Der Blutspurenexperte hat neben dem Mercedes außerdem die Wohnung des Angeklagten und den Ort, an dem die Angeklagte die Nacht nach der Tat verbracht hat, untersucht. Im Bad von Sheqir K. konnte er Blut nachweisen: an den Armaturen des Waschbeckens, am Boden und am Duschvorhang. Allerdings seien die Mengen so gering, dass man daraus keine sicheren Schlüsse ziehen könne, schränkt der Gutachter ein.

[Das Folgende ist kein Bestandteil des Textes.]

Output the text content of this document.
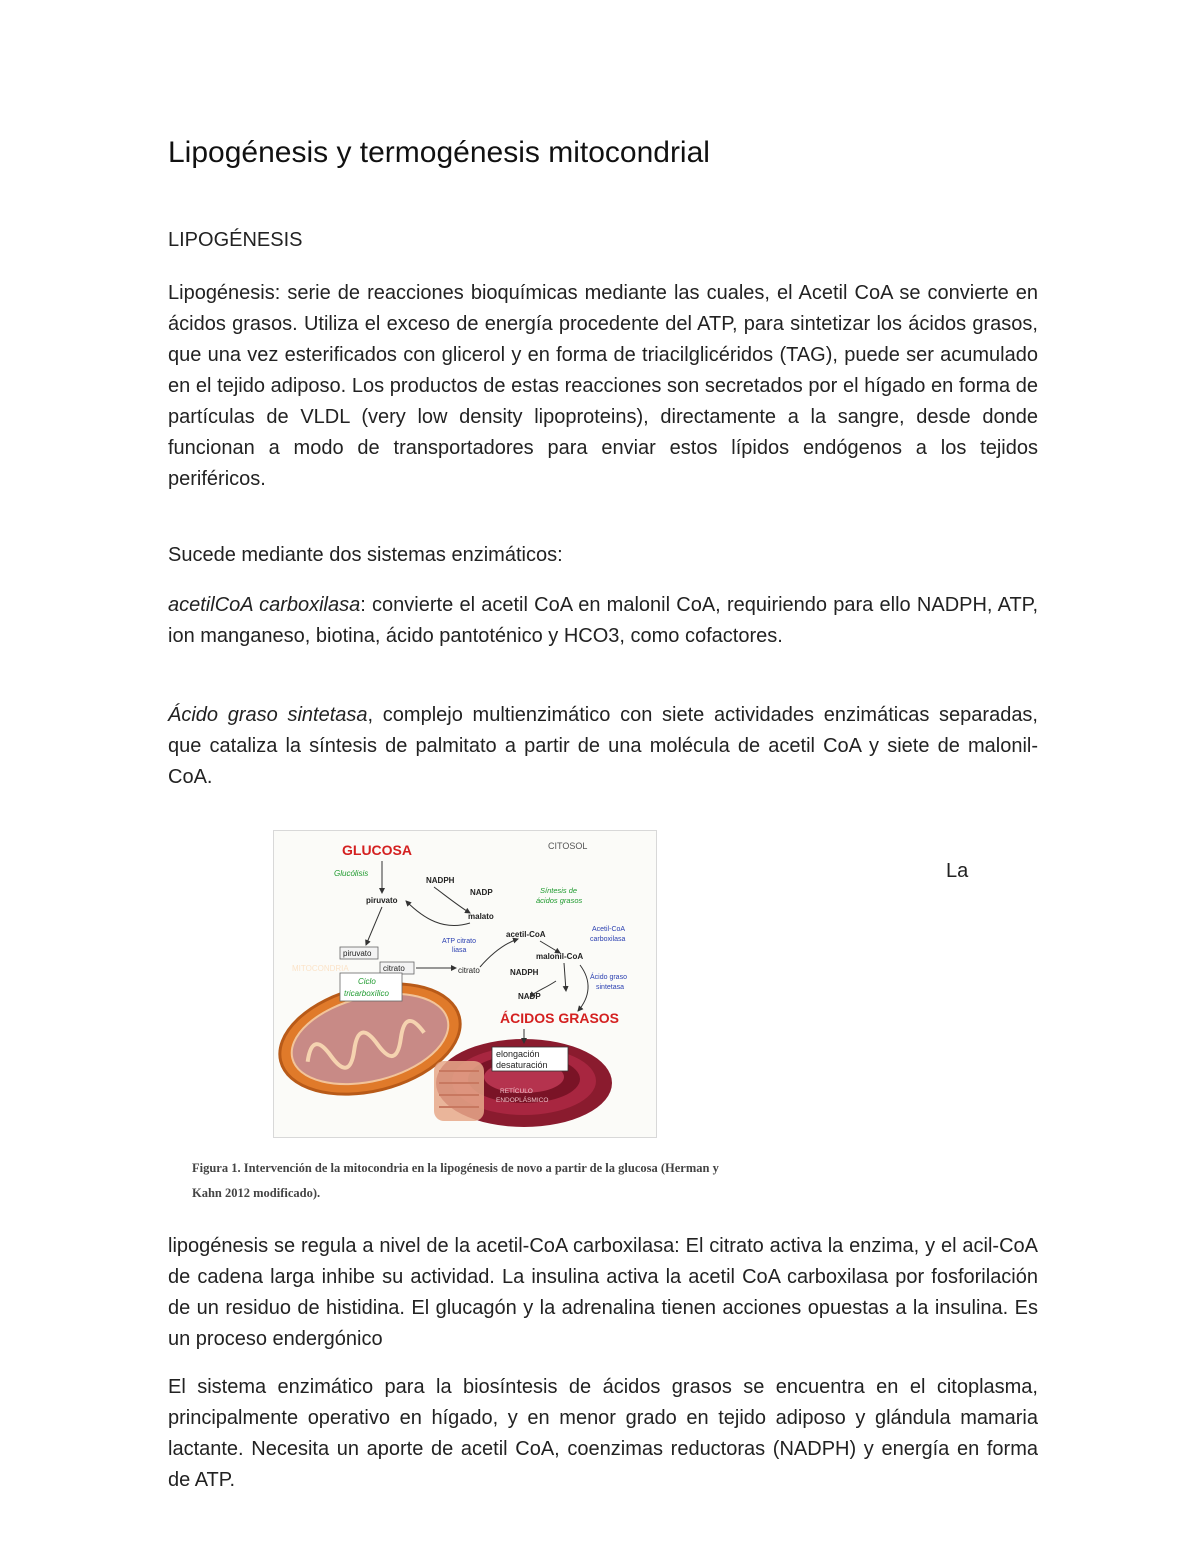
Lipogénesis y termogénesis mitocondrial
LIPOGÉNESIS

Lipogénesis: serie de reacciones bioquímicas mediante las cuales, el Acetil CoA se convierte en ácidos grasos. Utiliza el exceso de energía procedente del ATP, para sintetizar los ácidos grasos, que una vez esterificados con glicerol y en forma de triacilglicéridos (TAG), puede ser acumulado en el tejido adiposo. Los productos de estas reacciones son secretados por el hígado en forma de partículas de VLDL (very low density lipoproteins), directamente a la sangre, desde donde funcionan a modo de transportadores para enviar estos lípidos endógenos a los tejidos periféricos.

Sucede mediante dos sistemas enzimáticos:

acetilCoA carboxilasa: convierte el acetil CoA en malonil CoA, requiriendo para ello NADPH, ATP, ion manganeso, biotina, ácido pantoténico y HCO3, como cofactores.

Ácido graso sintetasa, complejo multienzimático con siete actividades enzimáticas separadas, que cataliza la síntesis de palmitato a partir de una molécula de acetil CoA y siete de malonil-CoA.

GLUCOSA	CITOSOL
Glucólisis
NADPH
NADP	Síntesis de
ácidos grasos
piruvato
malato
ATP citrato
liasa
acetil-CoA
Acetil-CoA
carboxilasa
piruvato	malonil-CoA
MITOCONDRIA	citrato	citrato	NADPH
Ácido graso
sintetasa
Ciclo
tricarboxílico	NADP
ÁCIDOS GRASOS
elongación
desaturación
RETÍCULO
ENDOPLÁSMICO
La

Figura 1. Intervención de la mitocondria en la lipogénesis de novo a partir de la glucosa (Herman y
Kahn 2012 modificado).

lipogénesis se regula a nivel de la acetil-CoA carboxilasa: El citrato activa la enzima, y el acil-CoA de cadena larga inhibe su actividad. La insulina activa la acetil CoA carboxilasa por fosforilación de un residuo de histidina. El glucagón y la adrenalina tienen acciones opuestas a la insulina. Es un proceso endergónico

El sistema enzimático para la biosíntesis de ácidos grasos se encuentra en el citoplasma, principalmente operativo en hígado, y en menor grado en tejido adiposo y glándula mamaria lactante. Necesita un aporte de acetil CoA, coenzimas reductoras (NADPH) y energía en forma de ATP.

Das wird den Angeklagten vorgeworfen: Am 16. August 2022 soll Schahraban K. gemeinsam mit Sheqir K. die 23-jährige Khadidja O. getötet haben, weil sie der Angeklagten zum Verwechseln ähnlich sah. Danach wollte Schahraban K. untertauchen und ein neues Leben beginnen. Um eine geeignete Doppelgängerin zu finden, soll die Deutsch-Irakerin gezielt junge Frauen auf Social Media kontaktiert haben. So lautet der Vorwurf der Staatsanwaltschaft. Die Anklage hinsichtlich beider Beschuldigter lautet auf versuchte Anstiftung zum Mord und Mord. Schahraban K. hat sich bereits zur Tat geäußert. Ihren Schilderungen nach ist sie unschuldig. Ihren Mitangeklagten, der noch nicht ausgesagt hat, hat sie schwer belastet.